Mahşer gibi: Çok kalabalık"Meydan mahşer gibiydi"

Makaraları koyvermek: Kendini tutamayıp kahkahayla gülmeye başlamak, uzun uzun gülmek"Yüzükoyun çamura düşen arkadaşını görünce makaraları koy verdi"

Makas almak: Birinin yanağını orta parmakla gösterme parmağı arasında sıkmak

Mal bulmuş mağribi gibi: Büyük bir zenginliğe kavuşmuşcasına büyük sevinç ve coşku ile

Mal etmek: 1 Bir malı hakkı olmadığı hâlde kendisininmiş gibi göstermek veya saymak 2 Bir mala, bir değer karşılığında sahip olmak"O tarlayı kendisine mal etmesine göz yummayacağım"

Malın gözü: 1 Aşağılık ve düzenci kimse 2 İffetsiz 3 İyi mal

Mânâ çıkarmak: Yanlış bir yargıya varmak, bir söz ya da hareketten kendine göre bir anlam çıkarmak"Öyle alıngandı ki her sözümden bir mânâ çıkarıyordu"

Mânâ vermek: Kendine göre bir yargıya varmak, yorumlamak"Senin bu davranışına bir mânâ veremiyorum"

Maneviyatı bozulmak: Moral gücü sarsılmak, kendine güveni yitirmek, kendini güçsüz ve dirençsiz hissetmek"Düşmanlar, toplumumuzun önce maneviyatını bozdular"

Mantar gibi yerden bitmek: Birdenbire ya da kendiliğinden ortaya çıkmak"Adamlar mantar gibi yerden bitmişlerdi, bir anda etrafımızı sarıverdiler"

Maraza çıkarmak: Anlaşmazlığa yol açacak işler yapmak, kavgaya yol açmak

Martaval atmak: İnanılmayacak şeyler uydurmak, yalan söylemek"Amma da martaval atıyordu adam"

Mart içeri pire dışarı: Birbirinden hoşlanmayan iki kişiden biri gelince ötekinin dışarı çıkışını anlatmak için kullanılır

Masal okumak: İnandırıcı olmayan, oyalayıcı ve avutucu sözler söylemek"Bana masal okuma, olayın gerçek yüzünü anlat"

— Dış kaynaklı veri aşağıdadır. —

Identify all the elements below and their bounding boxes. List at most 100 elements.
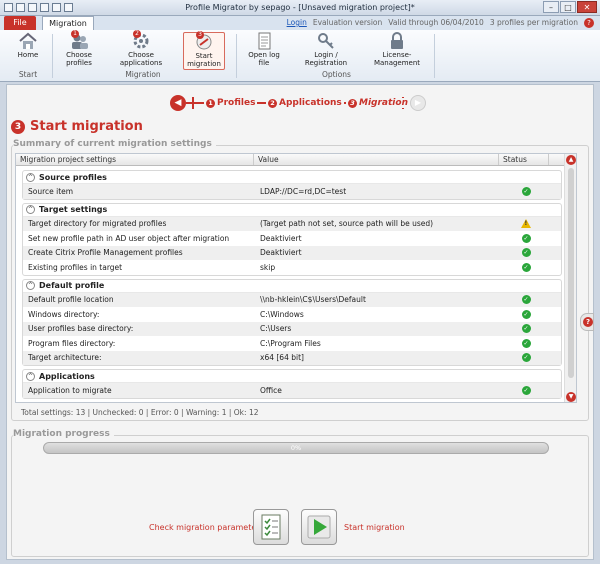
window-title: Profile Migrator by sepago - [Unsaved mi… bbox=[185, 3, 415, 12]
setting-value: skip bbox=[260, 262, 276, 272]
status-cell: ✓ bbox=[501, 295, 551, 305]
summary-group-title: Summary of current migration settings bbox=[13, 139, 216, 149]
settings-summary: Total settings: 13 | Unchecked: 0 | Erro… bbox=[21, 408, 259, 417]
login-link[interactable]: Login bbox=[287, 18, 307, 27]
settings-table: Migration project settings Value Status … bbox=[15, 153, 577, 403]
setting-value: \\nb-hklein\C$\Users\Default bbox=[260, 295, 366, 305]
group-label-start: Start bbox=[18, 70, 38, 79]
status-cell: ✓ bbox=[501, 309, 551, 319]
open-log-label: Open log file bbox=[248, 51, 280, 67]
choose-applications-label: Choose applications bbox=[119, 51, 163, 67]
profiles-limit-label: 3 profiles per migration bbox=[489, 18, 578, 27]
section-title: Target settings bbox=[39, 205, 108, 214]
back-arrow-icon[interactable]: ◀ bbox=[170, 95, 186, 111]
scroll-up-icon[interactable]: ▲ bbox=[566, 155, 576, 165]
section-title: Source profiles bbox=[39, 172, 107, 182]
column-header-status[interactable]: Status bbox=[499, 154, 549, 165]
forward-arrow-icon[interactable]: ▶ bbox=[410, 95, 426, 111]
section-header[interactable]: ^ Target settings bbox=[23, 204, 561, 217]
column-header-value[interactable]: Value bbox=[254, 154, 499, 165]
table-header: Migration project settings Value Status bbox=[16, 154, 566, 166]
start-migration-action-button[interactable] bbox=[301, 509, 337, 545]
collapse-icon[interactable]: ^ bbox=[26, 371, 35, 381]
minimize-button[interactable]: – bbox=[543, 1, 559, 13]
progress-group-title: Migration progress bbox=[13, 429, 114, 439]
license-info: Login Evaluation version Valid through 0… bbox=[287, 18, 578, 27]
scroll-thumb[interactable] bbox=[568, 168, 574, 378]
side-help-tab[interactable]: ? bbox=[580, 313, 594, 331]
setting-value: Deaktiviert bbox=[260, 248, 302, 258]
title-bar: Profile Migrator by sepago - [Unsaved mi… bbox=[0, 0, 600, 16]
tab-file[interactable]: File bbox=[4, 16, 36, 30]
wizard-steps: ◀ 1 Profiles 2 Applications 3 Migration … bbox=[170, 95, 430, 111]
section-header[interactable]: ^ Source profiles bbox=[23, 171, 561, 184]
table-row[interactable]: Target directory for migrated profiles (T… bbox=[23, 216, 561, 231]
setting-value: C:\Users bbox=[260, 324, 292, 334]
home-button[interactable]: Home bbox=[8, 32, 48, 59]
table-row[interactable]: Create Citrix Profile Management profile… bbox=[23, 245, 561, 260]
group-label-options: Options bbox=[322, 70, 351, 79]
maximize-button[interactable]: □ bbox=[560, 1, 576, 13]
help-icon: ? bbox=[583, 317, 593, 327]
ok-check-icon: ✓ bbox=[521, 338, 531, 348]
ribbon-separator bbox=[52, 34, 53, 78]
checklist-icon bbox=[261, 514, 281, 540]
choose-profiles-button[interactable]: 1 Choose profiles bbox=[58, 30, 100, 67]
settings-section: ^ Source profiles Source item LDAP://DC=rd,… bbox=[22, 170, 562, 200]
table-row[interactable]: Source item LDAP://DC=rd,DC=test ✓ bbox=[23, 184, 561, 199]
start-migration-button[interactable]: 3 Start migration bbox=[183, 31, 225, 70]
lock-icon bbox=[387, 32, 407, 50]
step-number: 2 bbox=[268, 98, 277, 108]
wizard-step-applications[interactable]: 2 Applications bbox=[266, 98, 344, 108]
play-icon bbox=[307, 515, 331, 539]
setting-name: Set new profile path in AD user object a… bbox=[28, 233, 230, 243]
section-header[interactable]: ^ Default profile bbox=[23, 280, 561, 293]
table-row[interactable]: Target architecture: x64 [64 bit] ✓ bbox=[23, 350, 561, 365]
table-scrollbar[interactable]: ▲ ▼ bbox=[564, 154, 576, 402]
ok-check-icon: ✓ bbox=[521, 385, 531, 395]
table-row[interactable]: Set new profile path in AD user object a… bbox=[23, 231, 561, 246]
status-cell: ✓ bbox=[501, 233, 551, 243]
table-row[interactable]: Existing profiles in target skip ✓ bbox=[23, 260, 561, 275]
close-button[interactable]: ✕ bbox=[577, 1, 597, 13]
ribbon-separator bbox=[434, 34, 435, 78]
choose-applications-button[interactable]: 2 Choose applications bbox=[116, 30, 166, 67]
table-row[interactable]: Windows directory: C:\Windows ✓ bbox=[23, 307, 561, 322]
setting-name: Application to migrate bbox=[28, 385, 112, 395]
wizard-step-migration[interactable]: 3 Migration bbox=[346, 98, 410, 108]
table-row[interactable]: User profiles base directory: C:\Users ✓ bbox=[23, 321, 561, 336]
start-migration-action-label[interactable]: Start migration bbox=[344, 523, 405, 532]
step-label: Profiles bbox=[217, 98, 256, 108]
setting-name: Default profile location bbox=[28, 295, 114, 305]
users-icon: 1 bbox=[69, 30, 89, 50]
table-row[interactable]: Program files directory: C:\Program Files… bbox=[23, 336, 561, 351]
table-body: ^ Source profiles Source item LDAP://DC=rd,… bbox=[16, 167, 566, 402]
home-icon bbox=[18, 32, 38, 50]
setting-name: Source item bbox=[28, 186, 74, 196]
column-header-setting[interactable]: Migration project settings bbox=[16, 154, 254, 165]
license-management-button[interactable]: License-Management bbox=[366, 32, 428, 67]
help-icon[interactable]: ? bbox=[584, 18, 594, 28]
setting-name: Program files directory: bbox=[28, 338, 116, 348]
log-file-icon bbox=[254, 32, 274, 50]
tab-migration[interactable]: Migration bbox=[42, 16, 94, 30]
check-parameters-button[interactable] bbox=[253, 509, 289, 545]
page-step-number: 3 bbox=[11, 119, 25, 134]
collapse-icon[interactable]: ^ bbox=[26, 172, 35, 182]
open-log-file-button[interactable]: Open log file bbox=[244, 32, 284, 67]
key-icon bbox=[316, 32, 336, 50]
settings-section: ^ Default profile Default profile location… bbox=[22, 278, 562, 366]
table-row[interactable]: Default profile location \\nb-hklein\C$\U… bbox=[23, 292, 561, 307]
choose-profiles-label: Choose profiles bbox=[66, 51, 92, 67]
section-header[interactable]: ^ Applications bbox=[23, 370, 561, 383]
window-controls: – □ ✕ bbox=[543, 1, 597, 13]
scroll-down-icon[interactable]: ▼ bbox=[566, 392, 576, 402]
table-row[interactable]: Application to migrate Office ✓ bbox=[23, 383, 561, 398]
ribbon-tab-bar: File Migration Login Evaluation version … bbox=[0, 16, 600, 30]
collapse-icon[interactable]: ^ bbox=[26, 205, 35, 214]
login-registration-button[interactable]: Login / Registration bbox=[300, 32, 352, 67]
home-label: Home bbox=[17, 51, 39, 59]
wizard-step-profiles[interactable]: 1 Profiles bbox=[204, 98, 258, 108]
check-parameters-label[interactable]: Check migration parameters bbox=[149, 523, 264, 532]
collapse-icon[interactable]: ^ bbox=[26, 281, 35, 290]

Maskara olmak: Gülünç hâllere düşmek, alay konusu olmak"Kim düşmanının maskarası olmak ister?"

Maskesi düşmek: Gerçek yüzü, kimliği, niteliği ortaya çıkmak"Nihayet maskesi düştü, herkes onun ne mal olduğunu anlayacak"

Masrafa girmek: Çok para harcamak"Evi yaptılar ama çok da masrafa girdiler"

Masrafı çekmek: Bir iş için gereken parayı ödemek, gideri karşılamak"Yarınki gezide bütün masrafları Ahmet çekecekmiş"

Maşallahı var: Bir şey ya da kimsenin iyi durumda olduğunu anlatmak için kullanılır"Adamın maşallahı var, hiçbir yoksulu geri çevirmedi"

Maşası olmak: Sakıncalı bir işte, biri tarafından araç olarak kullanılmak"İşverense işveren, onun maşası olamam ben!"

Mat etmek: 1 Satranç oyununda yenmek 2 Bir tartışmada, karşı tarafı söz söyleyemeyecek duruma getirmek"İleri sürdüğü kanıtlar ile karşısındakileri kısa zamanda mat etti"

Matrak geçmek: Alay etmek, karşısındakiyle eğlenmek, dalga geçmek"İnsanlarla matrak geçmeye bayılıyorsun"

Maval okumak: Tutarlı, inandırıcı olmayan, yalan sözler söylemek"Kes sesini, maval okumandan bıktım artık!"

Mayası bozuk: Karaktersiz, kötü yaradılışlı, aşağılık (kişi)"Şu mayası bozuk adamın çenesini kapayın, sesini duymak istemiyorum"

Maymun iştahlı: Kararsız, hevesi çabuk geçen; bugün şunu yarın ötekini beğenen"Maymun iştahlılığı yüzünden başına olmadık işler geldi"

Mekik dokumak: İki yer arasında durmadan gidip gelmek"Mağaza ile ev arasında tam elli beş yıl mekik dokumuştu rahmetli"

Mendil açmak: Dilenmek

Merak etmek: 1 Kaygılanmak 2 Öğrenmek, anlamak isteği taşımak"Merak etmeye başladım, bu saate kadar gelmeliydiler"

Merhabası olmak: Birisiyle selâmlaşacak kadar tanışıklığı, yakınlığı bulunmak

Merhabayı kesmek: Biriyle ilgiyi kesmek, arkadaşlığa son vermek"Onunla merhabayı keseli epey zaman olmuştu"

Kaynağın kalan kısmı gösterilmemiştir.